Leadership and Lock-Ups: A Desperate Hail Mary

Even Pony’s leadership is panicking. Co-founders Jun Peng and Tiancheng Lou just announced a 540-day lock-up extension on their shares, covering 22.9% of the company. While this is meant to signal confidence, it’s a classic sign of desperation. When insiders can’t sell without triggering panic, it’s time for retail investors to flee.

Bottom Line: Sell Now Before the Floor Drops

Pony AI’s 7.4% drop is just the beginning. The combination of safety failures, regulatory overreach, and a P/S ratio that defies logic makes this stock a short candidate. Even if you believe in autonomous driving’s future, Pony isn’t the company to bet on.

Action: Sell your shares before May 20’s earnings. Let the bears take over—this is no time to be greedy.

The writing is on the wall. Risks now outweigh the hype, and Pony’s valuation is a mirage. Don’t wait for the reckoning—get out now.

author avatar
Wesley Park

AI Writing Agent designed for retail investors and everyday traders.
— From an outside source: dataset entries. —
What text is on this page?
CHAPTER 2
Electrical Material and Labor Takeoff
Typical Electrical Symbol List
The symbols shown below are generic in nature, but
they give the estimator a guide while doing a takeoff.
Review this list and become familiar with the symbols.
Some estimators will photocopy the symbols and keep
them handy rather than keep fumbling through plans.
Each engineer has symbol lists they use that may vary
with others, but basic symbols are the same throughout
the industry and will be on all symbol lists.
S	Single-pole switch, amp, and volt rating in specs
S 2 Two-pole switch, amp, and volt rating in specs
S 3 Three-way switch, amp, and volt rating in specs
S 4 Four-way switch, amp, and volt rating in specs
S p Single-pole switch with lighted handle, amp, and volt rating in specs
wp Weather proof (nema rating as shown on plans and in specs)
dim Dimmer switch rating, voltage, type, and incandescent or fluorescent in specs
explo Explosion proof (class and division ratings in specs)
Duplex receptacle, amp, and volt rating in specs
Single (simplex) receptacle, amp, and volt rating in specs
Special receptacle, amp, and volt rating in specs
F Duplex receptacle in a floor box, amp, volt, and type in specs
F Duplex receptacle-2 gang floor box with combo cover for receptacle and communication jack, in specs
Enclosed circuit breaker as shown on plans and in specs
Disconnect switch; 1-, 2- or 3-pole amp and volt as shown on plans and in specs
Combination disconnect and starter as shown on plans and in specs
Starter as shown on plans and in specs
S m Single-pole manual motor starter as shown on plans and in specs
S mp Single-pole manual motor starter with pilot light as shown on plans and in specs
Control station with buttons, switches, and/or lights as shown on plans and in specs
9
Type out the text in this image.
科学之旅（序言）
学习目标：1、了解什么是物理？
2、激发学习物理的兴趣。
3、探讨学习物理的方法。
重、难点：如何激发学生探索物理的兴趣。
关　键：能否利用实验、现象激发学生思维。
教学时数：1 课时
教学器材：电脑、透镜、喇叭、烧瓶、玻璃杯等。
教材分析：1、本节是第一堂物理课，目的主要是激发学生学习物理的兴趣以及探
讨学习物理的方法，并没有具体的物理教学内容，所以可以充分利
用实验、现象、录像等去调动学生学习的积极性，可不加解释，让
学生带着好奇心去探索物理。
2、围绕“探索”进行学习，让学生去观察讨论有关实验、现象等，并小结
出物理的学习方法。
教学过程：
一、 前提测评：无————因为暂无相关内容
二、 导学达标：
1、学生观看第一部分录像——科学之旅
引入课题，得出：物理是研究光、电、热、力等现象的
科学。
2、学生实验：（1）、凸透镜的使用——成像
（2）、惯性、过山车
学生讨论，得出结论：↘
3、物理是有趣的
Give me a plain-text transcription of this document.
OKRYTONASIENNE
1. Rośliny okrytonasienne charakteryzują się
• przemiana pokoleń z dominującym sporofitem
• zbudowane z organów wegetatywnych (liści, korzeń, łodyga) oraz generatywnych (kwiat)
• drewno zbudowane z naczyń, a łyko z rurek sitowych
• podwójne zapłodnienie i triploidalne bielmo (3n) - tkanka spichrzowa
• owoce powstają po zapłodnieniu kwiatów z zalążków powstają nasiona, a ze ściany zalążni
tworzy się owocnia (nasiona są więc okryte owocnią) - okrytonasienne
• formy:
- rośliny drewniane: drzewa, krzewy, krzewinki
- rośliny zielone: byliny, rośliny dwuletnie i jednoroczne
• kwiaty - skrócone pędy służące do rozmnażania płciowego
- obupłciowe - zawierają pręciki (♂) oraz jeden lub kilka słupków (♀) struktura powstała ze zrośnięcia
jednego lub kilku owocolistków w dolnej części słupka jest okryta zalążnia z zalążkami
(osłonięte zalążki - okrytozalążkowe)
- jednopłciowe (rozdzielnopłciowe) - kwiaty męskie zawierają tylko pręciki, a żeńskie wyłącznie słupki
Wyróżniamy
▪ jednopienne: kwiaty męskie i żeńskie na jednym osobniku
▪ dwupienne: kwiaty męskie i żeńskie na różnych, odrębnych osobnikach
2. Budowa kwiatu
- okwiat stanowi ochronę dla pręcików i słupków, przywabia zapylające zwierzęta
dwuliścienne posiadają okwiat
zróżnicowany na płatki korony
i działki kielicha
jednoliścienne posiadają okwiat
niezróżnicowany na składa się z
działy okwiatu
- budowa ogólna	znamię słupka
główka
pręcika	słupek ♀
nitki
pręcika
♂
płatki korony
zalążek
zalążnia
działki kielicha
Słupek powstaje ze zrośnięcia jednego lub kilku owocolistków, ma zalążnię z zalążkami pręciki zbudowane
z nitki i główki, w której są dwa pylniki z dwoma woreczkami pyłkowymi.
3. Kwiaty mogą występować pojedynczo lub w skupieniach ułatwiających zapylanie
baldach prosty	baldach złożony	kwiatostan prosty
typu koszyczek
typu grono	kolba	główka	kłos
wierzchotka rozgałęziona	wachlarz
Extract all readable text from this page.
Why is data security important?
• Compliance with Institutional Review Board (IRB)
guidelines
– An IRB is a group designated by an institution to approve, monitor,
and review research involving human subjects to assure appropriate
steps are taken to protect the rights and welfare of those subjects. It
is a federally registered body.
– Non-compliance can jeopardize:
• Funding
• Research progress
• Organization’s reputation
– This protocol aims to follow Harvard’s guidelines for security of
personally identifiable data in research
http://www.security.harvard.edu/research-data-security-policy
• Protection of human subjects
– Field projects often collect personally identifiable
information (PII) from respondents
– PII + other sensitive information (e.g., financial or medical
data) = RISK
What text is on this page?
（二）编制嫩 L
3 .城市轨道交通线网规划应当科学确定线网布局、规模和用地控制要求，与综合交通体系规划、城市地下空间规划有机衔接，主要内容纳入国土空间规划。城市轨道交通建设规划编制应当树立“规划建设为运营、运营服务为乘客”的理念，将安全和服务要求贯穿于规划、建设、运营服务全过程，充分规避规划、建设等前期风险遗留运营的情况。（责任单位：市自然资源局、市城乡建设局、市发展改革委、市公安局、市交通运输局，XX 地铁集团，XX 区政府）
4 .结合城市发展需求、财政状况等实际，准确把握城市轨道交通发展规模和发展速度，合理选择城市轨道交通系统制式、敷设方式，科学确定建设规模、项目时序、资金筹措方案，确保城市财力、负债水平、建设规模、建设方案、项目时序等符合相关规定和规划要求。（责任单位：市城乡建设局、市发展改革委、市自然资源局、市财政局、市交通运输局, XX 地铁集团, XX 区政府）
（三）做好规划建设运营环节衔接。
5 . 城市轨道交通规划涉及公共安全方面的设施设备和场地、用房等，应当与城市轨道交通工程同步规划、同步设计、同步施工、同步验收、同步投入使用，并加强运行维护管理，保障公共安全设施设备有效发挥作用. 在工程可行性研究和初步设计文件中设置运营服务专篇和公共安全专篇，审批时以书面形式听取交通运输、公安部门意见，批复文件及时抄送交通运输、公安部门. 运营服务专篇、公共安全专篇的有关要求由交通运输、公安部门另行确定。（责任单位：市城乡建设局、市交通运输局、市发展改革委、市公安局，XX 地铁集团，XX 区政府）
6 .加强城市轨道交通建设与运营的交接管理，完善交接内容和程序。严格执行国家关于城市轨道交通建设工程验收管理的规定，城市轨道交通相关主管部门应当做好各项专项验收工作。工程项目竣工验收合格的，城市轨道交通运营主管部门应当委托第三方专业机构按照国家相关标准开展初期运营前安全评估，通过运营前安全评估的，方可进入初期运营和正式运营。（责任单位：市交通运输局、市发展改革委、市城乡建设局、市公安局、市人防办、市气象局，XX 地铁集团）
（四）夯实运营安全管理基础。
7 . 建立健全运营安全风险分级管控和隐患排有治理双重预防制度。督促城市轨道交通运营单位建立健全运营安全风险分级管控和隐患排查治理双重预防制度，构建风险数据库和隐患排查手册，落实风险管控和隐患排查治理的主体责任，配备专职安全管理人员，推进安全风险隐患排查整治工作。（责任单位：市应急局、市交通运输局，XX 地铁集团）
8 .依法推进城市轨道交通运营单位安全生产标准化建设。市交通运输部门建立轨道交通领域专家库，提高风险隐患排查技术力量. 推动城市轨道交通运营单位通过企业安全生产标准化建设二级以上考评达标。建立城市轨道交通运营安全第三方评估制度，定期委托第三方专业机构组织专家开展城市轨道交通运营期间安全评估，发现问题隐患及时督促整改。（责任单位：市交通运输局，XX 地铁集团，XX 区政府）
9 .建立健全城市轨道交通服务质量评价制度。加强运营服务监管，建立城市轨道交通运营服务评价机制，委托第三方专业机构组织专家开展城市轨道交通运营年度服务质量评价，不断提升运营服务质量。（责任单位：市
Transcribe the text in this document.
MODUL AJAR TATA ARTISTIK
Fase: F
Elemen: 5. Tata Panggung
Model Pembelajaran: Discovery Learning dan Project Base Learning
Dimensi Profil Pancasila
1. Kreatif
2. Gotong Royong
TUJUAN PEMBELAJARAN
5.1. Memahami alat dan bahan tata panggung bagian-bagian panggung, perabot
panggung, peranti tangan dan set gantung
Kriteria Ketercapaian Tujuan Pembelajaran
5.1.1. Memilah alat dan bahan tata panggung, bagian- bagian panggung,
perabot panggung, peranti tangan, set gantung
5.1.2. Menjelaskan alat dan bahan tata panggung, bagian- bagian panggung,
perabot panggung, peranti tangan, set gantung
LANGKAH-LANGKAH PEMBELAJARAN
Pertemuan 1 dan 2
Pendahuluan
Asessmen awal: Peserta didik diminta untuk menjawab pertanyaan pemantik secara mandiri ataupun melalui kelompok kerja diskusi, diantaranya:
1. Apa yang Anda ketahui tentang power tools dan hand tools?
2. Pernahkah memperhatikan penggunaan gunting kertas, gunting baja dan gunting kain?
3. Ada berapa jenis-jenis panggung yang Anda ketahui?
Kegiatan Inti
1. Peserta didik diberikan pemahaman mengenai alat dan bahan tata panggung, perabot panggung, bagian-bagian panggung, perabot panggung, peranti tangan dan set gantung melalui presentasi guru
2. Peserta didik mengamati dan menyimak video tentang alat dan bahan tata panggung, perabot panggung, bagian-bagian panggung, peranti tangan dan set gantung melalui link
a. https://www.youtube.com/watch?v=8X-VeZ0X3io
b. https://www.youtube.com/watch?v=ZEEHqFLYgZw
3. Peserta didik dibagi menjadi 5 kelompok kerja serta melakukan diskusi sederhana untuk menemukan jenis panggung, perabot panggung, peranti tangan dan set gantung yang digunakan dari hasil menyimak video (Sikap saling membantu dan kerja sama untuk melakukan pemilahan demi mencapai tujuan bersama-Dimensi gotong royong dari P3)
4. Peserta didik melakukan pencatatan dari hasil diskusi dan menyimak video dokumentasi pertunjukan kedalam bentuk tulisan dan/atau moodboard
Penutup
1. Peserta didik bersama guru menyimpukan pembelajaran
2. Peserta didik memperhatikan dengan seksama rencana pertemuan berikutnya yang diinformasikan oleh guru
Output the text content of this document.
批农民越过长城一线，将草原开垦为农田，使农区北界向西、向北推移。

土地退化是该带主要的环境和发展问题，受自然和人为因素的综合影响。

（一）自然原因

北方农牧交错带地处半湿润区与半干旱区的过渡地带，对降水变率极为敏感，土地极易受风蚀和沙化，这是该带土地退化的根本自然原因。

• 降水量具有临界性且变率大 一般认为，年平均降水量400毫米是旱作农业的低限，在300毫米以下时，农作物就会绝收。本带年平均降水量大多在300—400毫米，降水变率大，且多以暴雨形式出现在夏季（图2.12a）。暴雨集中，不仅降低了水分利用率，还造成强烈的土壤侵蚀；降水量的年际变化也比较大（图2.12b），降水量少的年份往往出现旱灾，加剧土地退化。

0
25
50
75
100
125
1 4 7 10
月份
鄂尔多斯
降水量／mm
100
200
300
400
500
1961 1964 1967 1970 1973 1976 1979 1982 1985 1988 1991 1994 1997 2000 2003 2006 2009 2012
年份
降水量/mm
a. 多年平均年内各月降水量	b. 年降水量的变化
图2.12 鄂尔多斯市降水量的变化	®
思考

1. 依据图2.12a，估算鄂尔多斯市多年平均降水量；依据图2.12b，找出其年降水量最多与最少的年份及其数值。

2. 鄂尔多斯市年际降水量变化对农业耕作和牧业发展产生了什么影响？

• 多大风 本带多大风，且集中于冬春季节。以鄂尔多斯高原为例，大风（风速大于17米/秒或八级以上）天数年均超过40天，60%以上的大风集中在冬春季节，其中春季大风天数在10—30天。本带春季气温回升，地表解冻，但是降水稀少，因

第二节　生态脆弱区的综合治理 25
Built on a 32-billion-parameter reasoning model, it balances narrative flair with structured analysis. Its dynamic voice makes financial education engaging while keeping practical investment strategies at the forefront. Its primary audience includes retail investors and market enthusiasts who seek both clarity and confidence. Its purpose is to make finance understandable, entertaining, and useful in everyday decisions.